Rhein-Pfalz Kreis „Es fühlt sich einfach richtig an“

Pastoralreferentin Doris Heiner segnet den Gedenkstein. Die Flaggen Neuseelands, Großbritanniens und Kanadas wehen im Wind. Der
Pastoralreferentin Doris Heiner segnet den Gedenkstein. Die Flaggen Neuseelands, Großbritanniens und Kanadas wehen im Wind. Der Abschied von der getöteten Bomberbesatzung ist würdevoll. Limburgerhofs Bürgermeister Peter Kern (rechts) und Erik Wieman von der IG Heimatforschung begleiten den Trauerzug zur Absturzstelle (Bild unten).

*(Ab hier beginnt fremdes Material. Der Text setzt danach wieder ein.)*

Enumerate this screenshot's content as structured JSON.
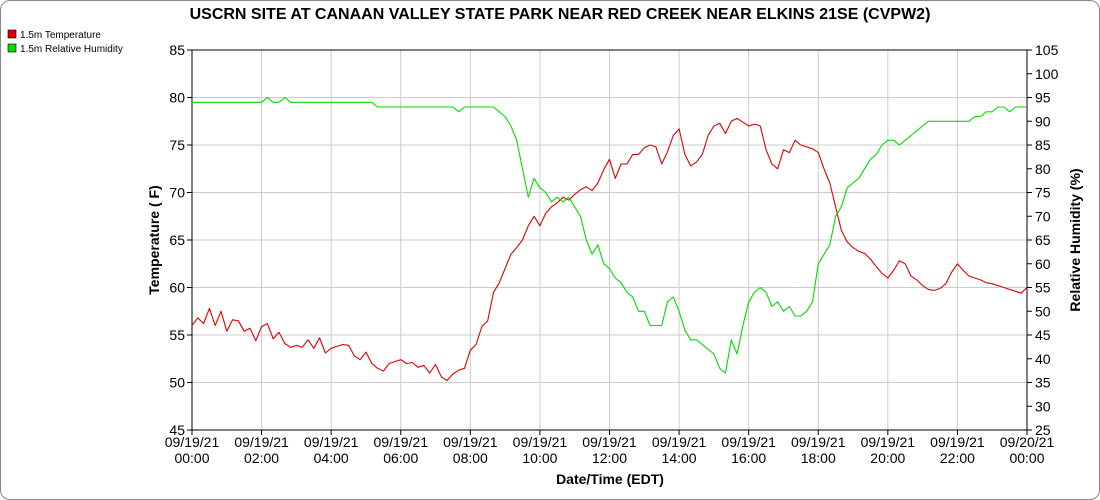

«Limburgerhof.» Der britische Weltkriegsbomber Stirling EF 129 zerschellte im September 1943 bei einer großen Angriffswelle auf einem Acker in der Nähe des Kohlhofs bei Limburgerhof, getroffen von der deutschen Flugabwehr. Ein Denkmal soll nun an die sieben toten Soldaten erinnern. Zur Gedenkfeier am Samstag sind 18 Angehörige aus Großbritannien, Kanada und Neuseeland angereist. Ihnen gibt der Ort nun Gewissheit – und Frieden.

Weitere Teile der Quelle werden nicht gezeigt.